Не было ни дня, чтобы этот мужчина не всплывал в моей голове. Мы поставили точку. Я удалила нашу переписку. Но почти дословно помню, с чего всё начиналось: лёгкий флирт, загадочные фото, полунамёки.

Плохие мальчики — беда хороших девочек. Не успеваешь оглянуться, как уже сидишь на семейном ужине, беременна, и ждёшь, когда огласят приговор.

— Как себя чувствуешь, Оль? — осторожно интересуется папа, проехавшись по мне взглядом.

Новость о моём положении стала для него шоком. Знаю, он хотел для меня другого: мужчину со статусом, стабильностью. Без криминального шлейфа. Но в жизни, как известно, не всё идёт по плану.

Первое время мы даже не разговаривали. Игнорировали друг друга, избегали острых тем. Всё изменилось в прошлом месяце, когда во время пикника на природе у меня разболелся живот, и пришлось вызывать скорую.

Как бы там ни было, папа давно озадачился тем, что детскую площадку на заднем дворе нужно расширить — добавить качели, горки. Может быть, батут. Он не умеет говорить о чувствах вслух, зато отлично умеет показывать их поступками.

— Нормально… Тебе положить салат?

Вернувшись на своё место, я перекладываю салфетку с одной стороны на другую, проверяю телефон и бегло читаю входящее сообщение от помощницы судьи с кратким отчётом о том, как прошло заседание.

Итог — условный срок: три года с испытательным на полтора. Большой штраф. Без ограничения на ведение бизнеса. Суд учёл сотрудничество, положительную характеристику и возмещение ущерба.

Ощутив резкий прилив жара к щекам, я почти подрываюсь со стула и, под любопытные взгляды, уношусь на кухню под предлогом достать десерт.

Сердце клокочет, воздуха не хватает. От участившихся в животе пинков по всему телу расходится щекотка, и только тогда я осознаю, как сильно была напряжена.

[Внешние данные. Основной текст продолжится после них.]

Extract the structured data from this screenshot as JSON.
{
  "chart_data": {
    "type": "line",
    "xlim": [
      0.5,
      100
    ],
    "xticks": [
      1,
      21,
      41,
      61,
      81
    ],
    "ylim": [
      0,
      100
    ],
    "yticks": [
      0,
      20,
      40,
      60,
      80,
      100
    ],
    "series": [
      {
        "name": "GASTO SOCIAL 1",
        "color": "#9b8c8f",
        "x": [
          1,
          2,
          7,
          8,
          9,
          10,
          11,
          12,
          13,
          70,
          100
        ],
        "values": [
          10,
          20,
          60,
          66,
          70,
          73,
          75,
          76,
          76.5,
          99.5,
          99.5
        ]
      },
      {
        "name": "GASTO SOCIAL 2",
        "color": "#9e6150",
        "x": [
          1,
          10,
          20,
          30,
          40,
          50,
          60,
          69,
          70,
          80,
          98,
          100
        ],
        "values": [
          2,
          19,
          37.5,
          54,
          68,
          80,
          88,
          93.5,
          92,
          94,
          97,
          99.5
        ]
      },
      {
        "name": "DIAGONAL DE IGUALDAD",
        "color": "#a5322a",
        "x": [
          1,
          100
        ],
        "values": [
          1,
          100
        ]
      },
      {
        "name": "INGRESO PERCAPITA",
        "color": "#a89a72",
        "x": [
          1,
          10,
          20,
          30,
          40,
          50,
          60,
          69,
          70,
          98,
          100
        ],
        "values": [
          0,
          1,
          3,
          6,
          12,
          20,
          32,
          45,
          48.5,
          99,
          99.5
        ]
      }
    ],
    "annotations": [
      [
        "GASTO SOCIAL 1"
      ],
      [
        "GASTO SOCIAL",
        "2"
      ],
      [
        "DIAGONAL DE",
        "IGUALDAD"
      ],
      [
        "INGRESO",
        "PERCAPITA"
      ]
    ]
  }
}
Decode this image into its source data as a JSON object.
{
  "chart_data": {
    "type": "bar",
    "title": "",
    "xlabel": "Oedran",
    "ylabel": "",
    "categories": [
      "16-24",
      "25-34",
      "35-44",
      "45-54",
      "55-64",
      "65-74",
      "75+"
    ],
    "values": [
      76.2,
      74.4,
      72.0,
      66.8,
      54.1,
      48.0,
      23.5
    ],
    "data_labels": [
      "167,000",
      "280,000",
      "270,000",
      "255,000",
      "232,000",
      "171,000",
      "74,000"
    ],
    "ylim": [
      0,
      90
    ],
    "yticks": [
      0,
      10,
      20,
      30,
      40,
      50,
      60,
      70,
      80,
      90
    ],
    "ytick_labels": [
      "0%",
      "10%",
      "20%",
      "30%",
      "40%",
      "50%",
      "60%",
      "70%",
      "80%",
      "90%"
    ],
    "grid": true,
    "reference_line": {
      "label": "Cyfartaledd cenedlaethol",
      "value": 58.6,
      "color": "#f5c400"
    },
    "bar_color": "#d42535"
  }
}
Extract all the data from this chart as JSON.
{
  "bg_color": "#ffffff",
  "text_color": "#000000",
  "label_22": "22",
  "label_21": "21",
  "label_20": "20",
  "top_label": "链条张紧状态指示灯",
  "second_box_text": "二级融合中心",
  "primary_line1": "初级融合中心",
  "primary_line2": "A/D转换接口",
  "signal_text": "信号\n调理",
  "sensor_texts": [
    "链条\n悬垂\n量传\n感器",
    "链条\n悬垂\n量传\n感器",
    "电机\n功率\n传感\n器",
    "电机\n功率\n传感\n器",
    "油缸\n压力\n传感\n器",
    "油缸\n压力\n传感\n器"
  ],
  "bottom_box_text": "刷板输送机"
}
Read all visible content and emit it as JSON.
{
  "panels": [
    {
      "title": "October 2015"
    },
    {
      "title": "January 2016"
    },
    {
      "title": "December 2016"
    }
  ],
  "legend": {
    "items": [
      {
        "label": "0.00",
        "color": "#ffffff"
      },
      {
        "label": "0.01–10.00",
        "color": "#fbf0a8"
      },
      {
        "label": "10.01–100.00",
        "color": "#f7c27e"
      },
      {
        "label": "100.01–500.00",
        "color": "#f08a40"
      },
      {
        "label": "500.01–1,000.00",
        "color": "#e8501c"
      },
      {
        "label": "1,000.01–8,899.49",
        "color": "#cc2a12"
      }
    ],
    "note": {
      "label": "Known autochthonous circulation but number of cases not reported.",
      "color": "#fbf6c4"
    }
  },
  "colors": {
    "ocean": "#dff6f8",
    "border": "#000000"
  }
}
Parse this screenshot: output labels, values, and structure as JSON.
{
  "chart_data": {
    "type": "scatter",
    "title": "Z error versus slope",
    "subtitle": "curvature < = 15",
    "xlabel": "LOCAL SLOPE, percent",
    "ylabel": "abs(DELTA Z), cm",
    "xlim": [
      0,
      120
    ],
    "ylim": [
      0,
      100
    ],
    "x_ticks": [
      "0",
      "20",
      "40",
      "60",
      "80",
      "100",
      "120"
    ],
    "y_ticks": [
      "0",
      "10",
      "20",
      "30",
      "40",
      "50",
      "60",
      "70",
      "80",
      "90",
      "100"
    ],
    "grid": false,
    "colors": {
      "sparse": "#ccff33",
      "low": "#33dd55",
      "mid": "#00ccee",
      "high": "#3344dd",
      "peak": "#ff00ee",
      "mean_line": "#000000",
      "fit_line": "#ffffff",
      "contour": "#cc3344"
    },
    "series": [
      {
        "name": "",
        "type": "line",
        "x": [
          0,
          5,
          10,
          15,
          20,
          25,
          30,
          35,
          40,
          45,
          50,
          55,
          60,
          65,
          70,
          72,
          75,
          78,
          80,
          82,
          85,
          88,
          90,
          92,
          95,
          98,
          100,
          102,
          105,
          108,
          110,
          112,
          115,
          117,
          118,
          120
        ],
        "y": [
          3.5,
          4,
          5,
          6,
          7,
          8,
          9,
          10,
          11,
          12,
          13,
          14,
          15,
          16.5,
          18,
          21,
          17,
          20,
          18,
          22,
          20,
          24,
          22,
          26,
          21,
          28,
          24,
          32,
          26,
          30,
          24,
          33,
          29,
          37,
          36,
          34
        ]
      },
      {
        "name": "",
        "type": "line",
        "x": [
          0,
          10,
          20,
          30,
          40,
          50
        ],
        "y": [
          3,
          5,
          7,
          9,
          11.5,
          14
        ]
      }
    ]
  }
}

Я хватаюсь за край столешницы, делаю глубокий вдох-выдох — и в груди, наконец, что-то отпускает. Это облегчение не громкое, не триумфальное. Но оно настоящее.

— Хочешь уехать? — интересуется папа, внезапно появившись за моей спиной. — К нему?

В голове проясняется, когда я делаю плавный разворот через плечо.

Спрятав руки в карманы и насупившись, отец сканирует меня, и я не могу разгадать, что зашифровано в этом взгляде — разочарование, тревога или попытка защитить.

Несмотря на неодобрение моего выбора, я прекрасно знаю, что отец тоже следил за процессом через свои каналы.

И, как мне кажется, ему самому было интересно, как Устинов попытается выбраться. Какими ходами. С кем договорится. На что пойдёт. Это — про характер. Сам факт того, что Саша первым инициировал моё отстранение, когда понял, что заигрался, стал, пожалуй, единственным моментом, когда папа выключил категоричность.

— Просто вышла подышать…

Пауза между нами почти осязаема. Она сгущается в воздухе, бурлит и оседает на плечи, придавливая к полу.

— То, что твоему схемщику удалось избежать максимальной ответственности за свои преступления, — ещё не значит, что ему удастся избежать ответственности за ребёнка, — строго отчеканивает папа, кивая в сторону моего живота, а затем взмахивает рукой к выходу: — Иди. Десерт я подам сам.